ROOT Version: 6.20/04
Platform: Ubuntu
Compiler: gcc 4.8.5

Hi @shedges ,
thank you for the report. Could you please check where time is spent by compiling your program with debug symbols (-g compiler option) and running it with perf --call-graph dwarf -F99 record ./program && perf report? Another simple check is that nothing in your application is leaking objects into ROOT’s global lists – you can check that with valgrind --track-origins=yes --suppressions=$ROOTSYS/etc/valgrind-root.supp ./program.

This works best if ROOT has also been compiled with debug symbols (such builds are e.g. available from CVMFS and are easily accessible if you can reproduce the problem on lxplus).

@pcanal might be able to make an educated guess without seeing performance profiles – I cannot, because as far as I can tell you are cleaning after yourself.

Cheers,
Enrico

Thanks for the help!
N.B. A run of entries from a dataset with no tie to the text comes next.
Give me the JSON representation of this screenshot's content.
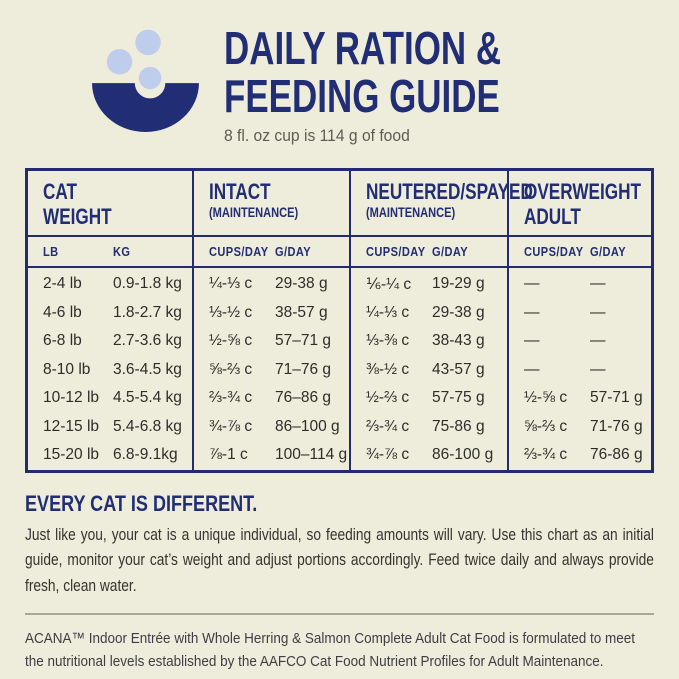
{
  "colors": {
    "background": "#eeecdb",
    "navy": "#212d74",
    "kibble_blue": "#bfcdec",
    "body_text": "#2d2d2a",
    "divider_gray": "#a8a79e"
  },
  "header": {
    "title_line1": "DAILY RATION &",
    "title_line2": "FEEDING GUIDE",
    "subtitle": "8 fl. oz cup is 114 g of food",
    "icon": "bowl-with-kibble-icon"
  },
  "table": {
    "groups": [
      {
        "title": "CAT",
        "title2": "WEIGHT",
        "note": "",
        "col1": "LB",
        "col2": "KG"
      },
      {
        "title": "INTACT",
        "title2": "",
        "note": "(MAINTENANCE)",
        "col1": "CUPS/DAY",
        "col2": "G/DAY"
      },
      {
        "title": "NEUTERED/SPAYED",
        "title2": "",
        "note": "(MAINTENANCE)",
        "col1": "CUPS/DAY",
        "col2": "G/DAY"
      },
      {
        "title": "OVERWEIGHT",
        "title2": "ADULT",
        "note": "",
        "col1": "CUPS/DAY",
        "col2": "G/DAY"
      }
    ],
    "rows": [
      [
        "2-4 lb",
        "0.9-1.8 kg",
        "¼-⅓ c",
        "29-38 g",
        "⅙-¼ c",
        "19-29 g",
        "—",
        "—"
      ],
      [
        "4-6 lb",
        "1.8-2.7 kg",
        "⅓-½ c",
        "38-57 g",
        "¼-⅓ c",
        "29-38 g",
        "—",
        "—"
      ],
      [
        "6-8 lb",
        "2.7-3.6 kg",
        "½-⅝ c",
        "57–71 g",
        "⅓-⅜ c",
        "38-43 g",
        "—",
        "—"
      ],
      [
        "8-10 lb",
        "3.6-4.5 kg",
        "⅝-⅔ c",
        "71–76 g",
        "⅜-½ c",
        "43-57 g",
        "—",
        "—"
      ],
      [
        "10-12 lb",
        "4.5-5.4 kg",
        "⅔-¾ c",
        "76–86 g",
        "½-⅔ c",
        "57-75 g",
        "½-⅝ c",
        "57-71 g"
      ],
      [
        "12-15 lb",
        "5.4-6.8 kg",
        "¾-⅞ c",
        "86–100 g",
        "⅔-¾ c",
        "75-86 g",
        "⅝-⅔ c",
        "71-76 g"
      ],
      [
        "15-20 lb",
        "6.8-9.1kg",
        "⅞-1 c",
        "100–114 g",
        "¾-⅞ c",
        "86-100 g",
        "⅔-¾ c",
        "76-86 g"
      ]
    ]
  },
  "notes": {
    "heading": "EVERY CAT IS DIFFERENT.",
    "body": "Just like you, your cat is a unique individual, so feeding amounts will vary. Use this chart as an initial guide, monitor your cat’s weight and adjust portions accordingly. Feed twice daily and always provide fresh, clean water."
  },
  "footer": {
    "text": "ACANA™ Indoor Entrée with Whole Herring & Salmon Complete Adult Cat Food is formulated to meet the nutritional levels established by the AAFCO Cat Food Nutrient Profiles for Adult Maintenance."
  }
}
Here’s running the command and the top lines of the perf report command. I haven’t used perf before and am working on understanding the output, but let me know if anything stands out.

I guess the other thing worth noting is that the files in the folder I’m looking at take up ~100GB of space. I tried testing on 10,000 files taking up ~100MB of space and had no issues there.

perf seems to suggest that 61% of your runtime is spent in (a vectorized implementation of) strlen. That does not make a lot of sense to me. You can try increasing the sampling frequency to e.g. -F999 to see if the profile changes.

Does valgrind complain about anything?

Strange indeed … I will have to try to reproduce this problem.

This topic was automatically closed 14 days after the last reply. New replies are no longer allowed.